Hello again, we have been away from here for some time as we tried to make sense of previous directions. Your information led to us working with the wiring, which we discovered may have caused our unit to fry (through no direct fault of our own, as we had to share the unit with another period in the same class). Unfortunately we are all very new to this particular set of equipment and several of us working on it directly are honestly not experts when it comes to the electrical wiring.
http://i163.photobucket.com/albums/t292/Dankscarver/IMG_0026-1.jpg
We have tried rewiring the sonar/bot board in an attempt to ratify the issues we found. We have reason to believe however, that the sonar unit is in fact dead. Now what I’m worried about is finding some form of proof to its inoperability. A much more pleasant solution would be proof otherwise however. In either case we would like some more help.
http://i163.photobucket.com/albums/t292/Dankscarver/BotBoardPic-1.jpg
The other division’s design was set-up with all of the wire clips on the top pin of the board, with the pins closest to the user.
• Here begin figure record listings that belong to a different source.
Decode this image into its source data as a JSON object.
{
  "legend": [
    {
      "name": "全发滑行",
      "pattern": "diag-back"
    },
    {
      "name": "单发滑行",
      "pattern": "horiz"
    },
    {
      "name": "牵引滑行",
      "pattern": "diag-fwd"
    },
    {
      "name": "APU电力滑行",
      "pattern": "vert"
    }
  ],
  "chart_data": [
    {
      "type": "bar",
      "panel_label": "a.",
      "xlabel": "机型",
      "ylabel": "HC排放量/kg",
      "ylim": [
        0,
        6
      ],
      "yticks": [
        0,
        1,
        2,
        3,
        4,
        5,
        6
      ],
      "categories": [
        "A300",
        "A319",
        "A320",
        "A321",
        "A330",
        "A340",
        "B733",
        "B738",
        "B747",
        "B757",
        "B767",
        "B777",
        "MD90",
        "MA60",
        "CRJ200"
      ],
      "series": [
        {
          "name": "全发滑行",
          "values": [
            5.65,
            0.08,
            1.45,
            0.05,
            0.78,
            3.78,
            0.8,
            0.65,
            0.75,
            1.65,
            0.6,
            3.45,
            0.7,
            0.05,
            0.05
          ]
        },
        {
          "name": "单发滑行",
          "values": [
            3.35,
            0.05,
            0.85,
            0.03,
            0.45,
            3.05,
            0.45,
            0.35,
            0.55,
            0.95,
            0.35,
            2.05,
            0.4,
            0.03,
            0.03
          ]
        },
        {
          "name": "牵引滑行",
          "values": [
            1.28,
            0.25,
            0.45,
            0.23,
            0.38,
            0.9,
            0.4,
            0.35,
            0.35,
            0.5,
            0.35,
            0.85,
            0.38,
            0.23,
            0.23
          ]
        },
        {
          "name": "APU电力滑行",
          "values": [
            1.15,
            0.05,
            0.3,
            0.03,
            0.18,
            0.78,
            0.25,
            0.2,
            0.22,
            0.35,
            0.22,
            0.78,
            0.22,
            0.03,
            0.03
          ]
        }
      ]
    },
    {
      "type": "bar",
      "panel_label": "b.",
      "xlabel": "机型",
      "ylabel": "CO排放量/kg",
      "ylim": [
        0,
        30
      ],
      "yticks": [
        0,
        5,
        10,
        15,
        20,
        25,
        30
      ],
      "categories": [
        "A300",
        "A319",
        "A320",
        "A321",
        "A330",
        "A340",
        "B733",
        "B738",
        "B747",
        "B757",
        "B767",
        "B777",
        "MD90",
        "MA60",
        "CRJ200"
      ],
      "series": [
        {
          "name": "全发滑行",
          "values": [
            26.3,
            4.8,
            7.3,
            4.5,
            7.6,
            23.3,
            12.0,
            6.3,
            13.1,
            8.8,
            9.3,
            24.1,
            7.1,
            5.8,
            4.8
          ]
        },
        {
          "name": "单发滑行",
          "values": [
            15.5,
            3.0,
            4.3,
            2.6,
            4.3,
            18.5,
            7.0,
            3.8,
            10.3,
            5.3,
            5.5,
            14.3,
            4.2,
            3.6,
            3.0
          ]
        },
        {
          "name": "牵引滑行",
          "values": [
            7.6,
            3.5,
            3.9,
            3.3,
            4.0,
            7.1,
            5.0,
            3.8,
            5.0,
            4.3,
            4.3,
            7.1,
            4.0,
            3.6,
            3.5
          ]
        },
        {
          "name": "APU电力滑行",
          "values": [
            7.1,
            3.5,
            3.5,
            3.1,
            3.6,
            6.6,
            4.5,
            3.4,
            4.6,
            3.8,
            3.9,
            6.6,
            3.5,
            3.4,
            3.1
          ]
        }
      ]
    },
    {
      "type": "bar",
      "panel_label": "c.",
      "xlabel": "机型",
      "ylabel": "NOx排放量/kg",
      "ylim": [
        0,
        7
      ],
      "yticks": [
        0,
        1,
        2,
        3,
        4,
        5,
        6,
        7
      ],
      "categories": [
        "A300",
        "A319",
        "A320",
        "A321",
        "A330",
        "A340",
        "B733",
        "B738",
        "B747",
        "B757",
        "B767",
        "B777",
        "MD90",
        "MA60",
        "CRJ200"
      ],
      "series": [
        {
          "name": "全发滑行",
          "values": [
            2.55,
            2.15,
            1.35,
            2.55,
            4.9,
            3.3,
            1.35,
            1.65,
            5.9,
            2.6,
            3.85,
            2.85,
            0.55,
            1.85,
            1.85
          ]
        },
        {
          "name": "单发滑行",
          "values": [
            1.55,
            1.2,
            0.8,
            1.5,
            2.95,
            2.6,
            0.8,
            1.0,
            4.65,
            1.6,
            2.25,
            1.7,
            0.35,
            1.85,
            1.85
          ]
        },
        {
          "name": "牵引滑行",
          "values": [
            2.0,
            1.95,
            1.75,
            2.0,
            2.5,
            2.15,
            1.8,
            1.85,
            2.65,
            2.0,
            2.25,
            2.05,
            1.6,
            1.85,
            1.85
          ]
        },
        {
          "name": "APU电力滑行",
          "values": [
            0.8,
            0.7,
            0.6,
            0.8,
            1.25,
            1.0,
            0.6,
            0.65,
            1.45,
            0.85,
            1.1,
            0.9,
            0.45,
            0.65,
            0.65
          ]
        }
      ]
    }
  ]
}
We believe this could have led to them putting voltage into all of the sonar pins at once, with no designated ground. Now unless I’m completely incorrect, that could have destroyed it.
On the other hand, possible screw-ups on our end include not being able to store the Time(1-3) variables correctly. I have tried the various variable types in the ATOM manual on the off-chance that the problem was the stored value being rounded off to an effective zero.
While this should not have been a difficult project we are still having plenty of difficulty, we were, until recently, sharing the unit with another division among other things. The pictures provided show our current wiring. Red leads to the Ping’s 5v pin, black to GND and green to SIG. This set-up appeared to provide it with proper power, as the LED that according to the Ping manual “indicates sensor activity came on. Does this mean that it’s firing its pulse? Or receiving the echo perhaps?
CmConver CON 2260
cmDistance VAR WORD
time VAR WORD
MAIN
PULSOUT 4, 8
PULSIN 4, 1, time
cmDistance = CmConver ** time
DEBUG [dec cmDistance]
PAUSE 1000
return
The program above is currently set to take P4’s pulsout and pulsin to get the variable Time, which is multiplied by our constant. The debug runs a stream of zeroes at me currently. As you can see tise variables are multiplied by the constant (Which I believe is simply a value given by the code that was the basis for this) for the product variables which are then printed via debug. We have also tried running the original code this was based on, it had not worked any better.